Regret and rumination. Welcome to the dark side of decision making.
This is the LEAST talked about, but perhaps the MOST IMPORTANT part of decision making: what you do and how you treat yourself AFTER making a decision.
One of the things that holds people up in the decision making process is the FEAR of regretting their decision.
But what would happen if we eliminated that fear all together? Like… what if you simply didn’t fear making mistakes and regretting decisions? Let’s give it a try, shall we?
So when we’re talking about making mistakes, there’s something you need to know. This is an idea that I got during my very first coach training program1:
You can’t MAKE a mistake. Each choice you make is made with the information you have at that particular time. Deeming something a mistake only happens when you look at a past decision that didn’t go the way you thought it would (or wanted it to), and JUDGING it with the BENEFIT of HINDSIGHT.
You don’t SET OUT to make mistakes. Mistakes are a function of reflection combined with judgement.
Each and every single decision you make could turn out to be a ‘mistake’ simply because no-one has a crystal ball to see into the future.
Decisions are really just a fancy word for betting that what you do next will have a certain outcome.
So let’s then talk about regret and rumination. When it comes to decisions, regret is the expression of your emotions, while rumination is the “actions” of the mind.
Regret, according to Brené Brown2, arises when an outcome was not what we wanted, counted on, or thought would happen. Unlike disappointment, which occurs when we believe the outcome was out of our control, with regret, we believe the outcome was caused by our decisions or actions.
Regret is majorly uncomfy - partially because it causes intense sensation in your body - and partially because it causes upheaval in your mind.
Let’s take the sensation first. As with all emotions, regret is the label we place on a physical sensation. For me, regret feels like cold fingers around my heart. For you it might feel different.
But the very first part of dismantling the fear of regret when making decisions is to recognize regret for what it is: sensation. Just like running your fingers under cold water, or the loop-de-loop feeling you get in your stomach on a roller coaster, regret is a sensory experience. And you can survive sensory experiences. Some are more pleasant, some are less, but you have ALWAYS gotten through ALL of them.
Let’s go back to the pre-decision phase. Anxiety about the possibility that you’re going to regret your decision is really just you not wanting to feel the uncomfortable sensation of regret in your body.
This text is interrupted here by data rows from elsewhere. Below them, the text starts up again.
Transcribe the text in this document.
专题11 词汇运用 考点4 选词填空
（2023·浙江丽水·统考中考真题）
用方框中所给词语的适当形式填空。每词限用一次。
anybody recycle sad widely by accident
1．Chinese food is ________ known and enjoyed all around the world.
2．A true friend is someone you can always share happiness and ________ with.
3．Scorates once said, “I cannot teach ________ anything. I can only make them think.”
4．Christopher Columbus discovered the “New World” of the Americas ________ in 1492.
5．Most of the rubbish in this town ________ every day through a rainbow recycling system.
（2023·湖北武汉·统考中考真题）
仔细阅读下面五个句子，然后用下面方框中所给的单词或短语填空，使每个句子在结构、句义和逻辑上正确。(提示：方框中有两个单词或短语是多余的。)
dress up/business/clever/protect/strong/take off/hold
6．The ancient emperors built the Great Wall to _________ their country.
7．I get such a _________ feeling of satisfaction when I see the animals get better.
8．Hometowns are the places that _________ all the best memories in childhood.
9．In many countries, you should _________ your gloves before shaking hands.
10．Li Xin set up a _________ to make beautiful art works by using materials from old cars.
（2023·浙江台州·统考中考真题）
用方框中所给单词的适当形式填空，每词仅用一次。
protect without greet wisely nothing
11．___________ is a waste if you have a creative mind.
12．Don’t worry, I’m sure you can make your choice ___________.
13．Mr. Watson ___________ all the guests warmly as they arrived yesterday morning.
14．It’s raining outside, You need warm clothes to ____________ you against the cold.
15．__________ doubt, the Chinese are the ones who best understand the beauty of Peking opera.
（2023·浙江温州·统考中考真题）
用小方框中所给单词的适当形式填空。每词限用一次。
So you resist making the decision in hopes of putting off or avoiding that uncomfy sensation.
But you feel TONS of sensations in your body. You always move through them. Always. You are bigger than that sensation. Remember that.
TIP: One way to make intense and unpleasant sensory experiences (aka “bad” emotions) less overwhelming is to create some linguistic distance between you and them. You can do this by saying “oh! There’s regret present with me right now3. That regret feels like cold fingers around my heart.” Doing so requires you to separate from the emotion JUST ENOUGH to make it less overwhelming and all consuming.
If you’re a visual person, I like to imagine that I’m standing behind a waterfall. I imagine I’m safe and dry in a little cave carved into the rock and that the waterfall rushing down in front of me is made of emotions: loud and heavy but fleeting. As the water rushes past, I’m reminded that the sensory experience of the emotion is MEANT to pass through us at an average rate of 90 seconds per emotion4
Okay, so what makes the emotion of regret stick around for longer than 90 seconds?
Your brain. That’s what’s coming up tomorrow.
xx,
Elizabeth
https://www.ipeccoaching.com
definition from her book Atlas of the Heart
Instead of saying “I’m regretful.” Another example is saying “oh, there’s a lot of sadness here” rather than “I’m sad.”
Isn’t that wild?! Emotions have a natural shelf life of 90 seconds, which a.) means we are SUPPOSED to experience a TON of emotions each day and b.) when we get stuck in an emotion, it’s a function of our MINDS holding onto the emotion.